Lionel Messi's eighth Ballon d'Or award ceremony in Paris marked the end of his great career, as the award became a long service medal rather than a testament to current achievement. Messi may be considered the finest footballer ever, and his performance in the Qatar World Cup was magnificent, scoring seven times to win Argentina the trophy. However, the organisers of the Ballon d'Or undermined the integrity of the award by altering its parameters to take into last year's World Cup and the football season, rather than the calendar year. This makes it seem like the whole thing was fixed to make Messi a contender.


If the usual criteria were properly applied, Messi would be nowhere near the award. Since lifting the World Cup, he has been on a protracted retirement tour, adding lustre to David Beckham's exercise in celebrity known as Inter Miami. He has scored 11 goals and delivered eight assists in just 11 games in Miami's famous pink shirt, but only one of them came in Major League Soccer fixtures. In 2023, Erling Haaland has 38 goals, a greater return than anyone else in Europe's top leagues, and finished the 2022-23 campaign with 52 goals from 52 appearances. At the rate he is scoring, a half-century this year is easily within his reach by New Year's Eve.
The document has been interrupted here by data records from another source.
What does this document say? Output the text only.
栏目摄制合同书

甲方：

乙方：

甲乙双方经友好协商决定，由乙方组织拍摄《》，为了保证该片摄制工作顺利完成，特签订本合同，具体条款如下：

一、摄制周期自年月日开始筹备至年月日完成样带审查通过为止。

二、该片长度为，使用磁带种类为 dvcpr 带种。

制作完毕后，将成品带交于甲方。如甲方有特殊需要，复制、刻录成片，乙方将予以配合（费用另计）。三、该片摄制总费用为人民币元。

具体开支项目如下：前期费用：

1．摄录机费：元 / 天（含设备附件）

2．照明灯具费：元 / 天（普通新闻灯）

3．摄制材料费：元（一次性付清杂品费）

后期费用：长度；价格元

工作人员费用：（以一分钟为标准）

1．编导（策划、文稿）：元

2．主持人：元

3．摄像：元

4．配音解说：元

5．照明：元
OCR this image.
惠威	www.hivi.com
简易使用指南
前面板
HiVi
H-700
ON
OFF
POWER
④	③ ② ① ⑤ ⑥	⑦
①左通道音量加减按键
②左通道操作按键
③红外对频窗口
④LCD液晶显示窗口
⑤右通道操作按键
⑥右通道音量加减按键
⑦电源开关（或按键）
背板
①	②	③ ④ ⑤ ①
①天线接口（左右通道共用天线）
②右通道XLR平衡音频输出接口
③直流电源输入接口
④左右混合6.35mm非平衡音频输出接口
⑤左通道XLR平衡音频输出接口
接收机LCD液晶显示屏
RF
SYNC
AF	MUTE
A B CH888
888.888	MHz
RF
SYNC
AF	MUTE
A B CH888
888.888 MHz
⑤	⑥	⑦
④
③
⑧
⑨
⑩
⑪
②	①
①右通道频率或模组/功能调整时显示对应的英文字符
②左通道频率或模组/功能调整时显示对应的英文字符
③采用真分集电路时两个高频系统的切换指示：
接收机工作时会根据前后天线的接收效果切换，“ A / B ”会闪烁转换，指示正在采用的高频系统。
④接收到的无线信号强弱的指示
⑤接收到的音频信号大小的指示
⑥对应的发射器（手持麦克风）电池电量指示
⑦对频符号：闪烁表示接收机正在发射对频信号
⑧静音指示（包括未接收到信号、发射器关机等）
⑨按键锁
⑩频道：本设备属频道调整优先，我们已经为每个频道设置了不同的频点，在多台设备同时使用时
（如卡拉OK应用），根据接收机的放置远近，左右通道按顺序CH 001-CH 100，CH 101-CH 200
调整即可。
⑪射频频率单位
Haaland did not feature in the World Cup or next summer's Euros, as he plays for an international side that doesn't qualify for the big tournaments. His only connection with last winter's desert jamboree was to be seen with his Norway colleagues wearing T-shirts condemning the fact the tournament was being played in Qatar at all.


The decision to give the trophy to Messi rather than the man who anyone with an operating pair of eyes can see deserved to be lauded is more significant than the man who anyone with an operating pair of eyes can see deserved to be lauded: Haaland plays in England. Since George Best won the Ballon d'Or in 1968, only two Ballon d'Or winners have been based in this country: Michael Owen in 2001, after guiding Liverpool to a treble of FA Cup, League Cup, and Uefa Cup, and Cristiano Ronaldo in 2008.


This year may have marked Haaland's best chance of landing the big one, as he won this year's Young Player title and Jude Bellingham has taken the precaution of plying his trade in the place where winners come from.